Two Poems: Talking to Myself
    C.J. Sage
Some say things are more beautiful when silent.
But what is new and hard, if there are sounds
of birds, is like a camera turned. No violent

noise betrays what hearts can hear, what's found.
One hundred pelicans rising from the water
make a plain of love. By reason bound

to home, I make a silent crane, a daughter,
from folded hands. I wish I were that bird.
I could say 'I have a life to build,' slaughter

dreams; I could fall into place, be heard.
But no.

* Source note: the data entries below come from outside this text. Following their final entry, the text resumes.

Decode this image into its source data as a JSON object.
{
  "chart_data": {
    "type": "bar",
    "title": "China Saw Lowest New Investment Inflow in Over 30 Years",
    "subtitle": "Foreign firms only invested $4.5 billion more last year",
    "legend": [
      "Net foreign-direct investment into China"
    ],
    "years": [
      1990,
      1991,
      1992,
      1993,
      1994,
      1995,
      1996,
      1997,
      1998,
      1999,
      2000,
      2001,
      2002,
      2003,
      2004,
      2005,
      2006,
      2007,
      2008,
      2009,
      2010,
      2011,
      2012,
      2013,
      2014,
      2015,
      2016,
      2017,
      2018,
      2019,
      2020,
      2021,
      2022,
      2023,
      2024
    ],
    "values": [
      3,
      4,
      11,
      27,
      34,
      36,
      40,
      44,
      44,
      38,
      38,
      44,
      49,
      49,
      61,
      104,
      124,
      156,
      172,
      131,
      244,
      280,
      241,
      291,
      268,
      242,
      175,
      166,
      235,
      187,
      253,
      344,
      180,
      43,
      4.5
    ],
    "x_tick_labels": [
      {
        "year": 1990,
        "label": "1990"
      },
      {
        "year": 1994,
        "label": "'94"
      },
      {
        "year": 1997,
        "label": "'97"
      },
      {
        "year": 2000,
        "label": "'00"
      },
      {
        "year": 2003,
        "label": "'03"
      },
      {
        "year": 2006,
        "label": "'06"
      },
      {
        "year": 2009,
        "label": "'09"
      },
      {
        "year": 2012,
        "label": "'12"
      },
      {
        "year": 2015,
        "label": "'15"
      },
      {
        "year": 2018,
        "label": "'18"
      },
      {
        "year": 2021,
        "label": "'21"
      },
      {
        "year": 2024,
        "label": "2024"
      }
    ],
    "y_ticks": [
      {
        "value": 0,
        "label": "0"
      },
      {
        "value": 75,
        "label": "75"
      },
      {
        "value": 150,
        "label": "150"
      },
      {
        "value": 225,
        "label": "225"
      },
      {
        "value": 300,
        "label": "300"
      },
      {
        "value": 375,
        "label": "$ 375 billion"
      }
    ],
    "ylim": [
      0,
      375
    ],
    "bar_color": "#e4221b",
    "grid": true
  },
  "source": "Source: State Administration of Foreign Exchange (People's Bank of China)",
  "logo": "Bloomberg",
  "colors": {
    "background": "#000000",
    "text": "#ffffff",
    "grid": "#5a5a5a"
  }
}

If I did that, no birds would fly inside.




Two Poems: Hermetic

    C.J. Sage
The bridge stretches deftly through the fog,
The ships float on along their ways.
Turning vinegar, the wine I bought;
of its silence bouquet lips know nothing.

A turtledove sweeps like an understudy angel
never noticed from its hard and broken life;
it falls and further breaks. See how its fall
is instructive to the living: Don't wait.

Oh parachute angel, oh vinegar wine,
lost lover, reckless friend, confetti
flown from bascule bridges in the wind,
there are messages in bottles made

only for the breaking, only for the wedding,
oh bridegroom, oh usher, oh bride.




C.J. Sage is the editor of the National Poetry Review, a print publication and a managing editor of the DM Quarterly, an online journal. Her work appears often in In Posse Review. Her recent work appears in Threepenny Review and Against Certainty: Poets For Peace Anthology (Chapiteau Press, 2003).